Um, esperto, se escafede,
O outro, tolo, se escafode.

"Após o vigésimo dia do nono mês", de Sei Shônagon

"Após o vigésimo dia do nono mês, quando peregrinamos para o Templo Hase, nós pernoitamos numa casa muito modesta, mas como estava muito cansada logo dormi profundamente.
   Às altas horas da noite, a luz do luar infiltrava-se pela janela e fazia cintilar as vestes que cobriam as pessoas adormecidas: era uma cena extremamente comovente. É em momentos como estes que as pessoas compõem poemas."

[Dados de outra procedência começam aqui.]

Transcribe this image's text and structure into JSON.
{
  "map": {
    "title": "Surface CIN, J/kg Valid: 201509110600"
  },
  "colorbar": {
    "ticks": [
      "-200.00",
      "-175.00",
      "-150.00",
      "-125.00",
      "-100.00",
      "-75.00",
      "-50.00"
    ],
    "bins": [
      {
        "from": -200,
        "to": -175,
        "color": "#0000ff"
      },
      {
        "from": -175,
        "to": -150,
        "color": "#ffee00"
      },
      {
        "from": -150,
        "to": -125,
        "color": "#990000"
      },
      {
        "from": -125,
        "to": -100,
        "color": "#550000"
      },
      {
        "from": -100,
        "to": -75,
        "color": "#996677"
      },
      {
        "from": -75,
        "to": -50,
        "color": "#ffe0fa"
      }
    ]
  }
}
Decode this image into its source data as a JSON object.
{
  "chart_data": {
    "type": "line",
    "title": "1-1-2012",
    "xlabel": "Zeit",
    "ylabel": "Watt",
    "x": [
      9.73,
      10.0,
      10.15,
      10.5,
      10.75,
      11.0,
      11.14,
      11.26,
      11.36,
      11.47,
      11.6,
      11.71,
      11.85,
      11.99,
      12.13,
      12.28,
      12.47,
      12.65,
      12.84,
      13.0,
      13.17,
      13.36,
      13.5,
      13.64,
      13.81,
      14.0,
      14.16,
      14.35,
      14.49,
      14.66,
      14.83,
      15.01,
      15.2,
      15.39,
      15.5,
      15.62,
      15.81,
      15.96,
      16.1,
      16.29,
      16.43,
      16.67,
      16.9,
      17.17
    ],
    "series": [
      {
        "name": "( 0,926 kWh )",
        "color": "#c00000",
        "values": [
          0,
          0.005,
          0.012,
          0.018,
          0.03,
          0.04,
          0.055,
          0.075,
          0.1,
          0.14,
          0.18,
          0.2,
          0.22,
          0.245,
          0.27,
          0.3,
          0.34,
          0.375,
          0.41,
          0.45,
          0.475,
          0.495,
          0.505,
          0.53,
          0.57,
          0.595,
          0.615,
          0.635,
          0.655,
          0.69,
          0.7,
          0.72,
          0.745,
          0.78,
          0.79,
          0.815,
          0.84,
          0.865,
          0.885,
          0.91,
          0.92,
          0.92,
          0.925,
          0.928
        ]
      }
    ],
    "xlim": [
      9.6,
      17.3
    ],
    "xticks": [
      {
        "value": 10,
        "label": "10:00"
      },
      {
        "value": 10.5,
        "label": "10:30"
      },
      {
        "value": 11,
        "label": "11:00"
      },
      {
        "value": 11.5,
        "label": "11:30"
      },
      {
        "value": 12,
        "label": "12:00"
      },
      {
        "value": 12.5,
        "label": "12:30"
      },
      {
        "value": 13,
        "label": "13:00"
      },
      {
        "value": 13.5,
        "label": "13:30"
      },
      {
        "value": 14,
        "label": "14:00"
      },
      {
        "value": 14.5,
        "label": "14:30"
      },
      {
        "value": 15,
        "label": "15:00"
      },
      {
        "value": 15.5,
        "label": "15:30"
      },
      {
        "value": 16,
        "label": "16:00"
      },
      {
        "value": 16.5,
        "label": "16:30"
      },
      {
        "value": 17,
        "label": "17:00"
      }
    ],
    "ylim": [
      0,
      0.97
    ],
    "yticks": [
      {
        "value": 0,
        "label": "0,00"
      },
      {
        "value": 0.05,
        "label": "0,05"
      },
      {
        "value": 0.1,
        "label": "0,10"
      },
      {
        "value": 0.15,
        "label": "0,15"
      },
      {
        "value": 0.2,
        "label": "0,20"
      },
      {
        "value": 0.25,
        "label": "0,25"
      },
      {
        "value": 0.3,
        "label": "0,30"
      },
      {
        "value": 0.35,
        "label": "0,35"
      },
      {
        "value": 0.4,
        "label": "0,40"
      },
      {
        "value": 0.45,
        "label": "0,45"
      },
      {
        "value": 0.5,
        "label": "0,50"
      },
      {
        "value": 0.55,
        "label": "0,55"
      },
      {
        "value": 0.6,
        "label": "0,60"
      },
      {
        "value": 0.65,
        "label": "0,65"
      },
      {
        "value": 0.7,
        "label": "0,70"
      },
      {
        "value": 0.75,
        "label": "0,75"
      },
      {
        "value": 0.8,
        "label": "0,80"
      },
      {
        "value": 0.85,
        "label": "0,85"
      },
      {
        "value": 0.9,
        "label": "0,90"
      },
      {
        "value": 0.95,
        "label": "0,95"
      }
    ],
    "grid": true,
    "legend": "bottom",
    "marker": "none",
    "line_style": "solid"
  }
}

(De O livro do travesseiro, tradução de Geny Wakisaka, Junko Ota, Lica Hashimoto, Luiza Nana Yoshida e Madalena Hashimoto Cordaro, publicado pela Editora 34.)

ABL

O imortal ainda estrebucha
E os prováveis sucessores
Reclamam nos bastidores:
"Mas como demora, puxa!"

Mesmo assim

Se o amor se manifestasse apenas pelo sexo, seria pouco, mas já seria um bocado.

Kama Sutra - CDLX

Passa os dedos devagar pela glande, pelo prepúcio. Palavras feias, essas. Algum bruxo, por encomenda dos deuses, as criou para que os humanos se abstivessem de tocar as partes que elas designam. Os deuses eram useiros e vezeiros nessas práticas dedilhatórias e as preferiam aos intercursos com as deusas. Ele se lembra de ter lido isso, e sorriria zombeteiramente se a mão já não sentisse na palma a primeira gota do leite que é preciso ordenhar inteiro - o leite que provavelmente seja aquilo que nos livros tem o nome de ambrosia.

Kama Sutra - CDLIX

Que mamilos hão de lhe negar leite, se a língua o pedir com a precisão aflita de quem morre de sede de amor?

Kama Sutra - CDLVIII

Pensa que, se a tocasse mais no fundo e na umidade, talvez no escuro seus dedos brilhassem repentinamente, como uma evocação de trigo ou uma cintilação de ouro.

Num muro

O amor é uma praga que até regada com mijo se alastra.